Cici Chen ’23 is a visual artist who loves applying color in different depths. We asked her some questions to learn more about her process and the meaning behind her work.
Could you tell us a little bit about the process that went into each piece, and how it is meaningful you?
I try to use different materials for every different work. When drawing portraits of animals, I use pencils. When drawing mountains, I choose to use slow-drying oil paints to paint on thin plastic. And when I draw collages made of paper, I use bright oil pastels. The time I spend on each work is different. When drawing daily sketches of plants and flowers, I may spend a short time, 20-10 minutes; when painting oil paintings, I may spend several weeks.
What were some challenges you encountered in creating these pieces, and how were they overcome?
My two biggest challenges occurred when I was painting mountains on plastic, and when I was using oil pastels. When painting mountains, I chose to paint on plastic, but the plastic was very thin. The thing is, oil paint is relatively corrosive, and this piece of plastic was so thin that it could be blown away by a tiny wind. My teacher and I began to worry about whether it could be corroded and damaged by the paint, so I started to do several experiments. I found some new plastics and smeared the paint on them. After the paint had dried for a while, I could see if there were any traces of flakes. Fortunately, these pigments did not seriously corrode plastics. In order to make the work more stable, I added a few more layers after painting one layer after another, and it turned out to be stable enough.

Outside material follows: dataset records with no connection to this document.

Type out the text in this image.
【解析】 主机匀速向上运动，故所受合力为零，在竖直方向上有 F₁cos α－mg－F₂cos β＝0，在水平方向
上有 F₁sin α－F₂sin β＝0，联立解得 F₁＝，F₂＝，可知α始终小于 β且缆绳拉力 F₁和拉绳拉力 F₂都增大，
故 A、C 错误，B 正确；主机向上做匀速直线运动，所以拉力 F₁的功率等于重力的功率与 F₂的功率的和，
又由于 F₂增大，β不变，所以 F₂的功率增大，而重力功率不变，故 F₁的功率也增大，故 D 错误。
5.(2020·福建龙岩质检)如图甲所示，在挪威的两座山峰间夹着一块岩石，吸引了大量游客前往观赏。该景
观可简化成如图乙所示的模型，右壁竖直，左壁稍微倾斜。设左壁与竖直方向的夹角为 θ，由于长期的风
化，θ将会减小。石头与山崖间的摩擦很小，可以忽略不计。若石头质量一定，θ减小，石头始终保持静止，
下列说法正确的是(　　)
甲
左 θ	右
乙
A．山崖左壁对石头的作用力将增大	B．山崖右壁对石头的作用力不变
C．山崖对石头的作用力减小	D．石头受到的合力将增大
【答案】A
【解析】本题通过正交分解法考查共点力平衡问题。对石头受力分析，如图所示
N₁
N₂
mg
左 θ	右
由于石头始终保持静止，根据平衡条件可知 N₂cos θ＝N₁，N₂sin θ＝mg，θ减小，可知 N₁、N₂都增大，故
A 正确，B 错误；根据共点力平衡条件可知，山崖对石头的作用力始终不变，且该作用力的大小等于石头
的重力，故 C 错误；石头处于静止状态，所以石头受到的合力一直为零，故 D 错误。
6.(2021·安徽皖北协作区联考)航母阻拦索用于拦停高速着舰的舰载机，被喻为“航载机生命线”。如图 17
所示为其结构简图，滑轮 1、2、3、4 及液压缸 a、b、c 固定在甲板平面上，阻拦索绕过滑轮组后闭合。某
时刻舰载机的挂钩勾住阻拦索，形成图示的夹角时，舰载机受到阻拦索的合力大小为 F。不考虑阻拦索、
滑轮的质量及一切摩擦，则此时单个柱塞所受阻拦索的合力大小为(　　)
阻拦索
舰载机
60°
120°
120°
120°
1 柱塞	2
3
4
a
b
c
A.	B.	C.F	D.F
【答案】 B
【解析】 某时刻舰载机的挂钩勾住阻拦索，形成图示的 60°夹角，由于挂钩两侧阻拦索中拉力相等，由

When using oil pastels, I ran into more difficult problems. At first, I wanted to melt the oil pastels and then spread them on the paper with a spoon. But I found this was not feasible. The oil pastel’s temperature dropped so quickly that I couldn’t spread all the liquid on the paper, and the black coal on the back of the spoon mixed into my color. I tried many different things. I tried to melt or not melt them in a container, or press them into powder, but this still made the oil pastel particles run everywhere. Then I started to melt the oil pastel directly on the paper, and then paint directly on the paper, and my problem was finally solved.
What inspires you and why?
I think many things give me inspiration. Sometimes my inspiration comes from animals, plants, flowers, and landscapes in nature. Sometimes my inspiration comes from reveries about the use of colors and painting techniques.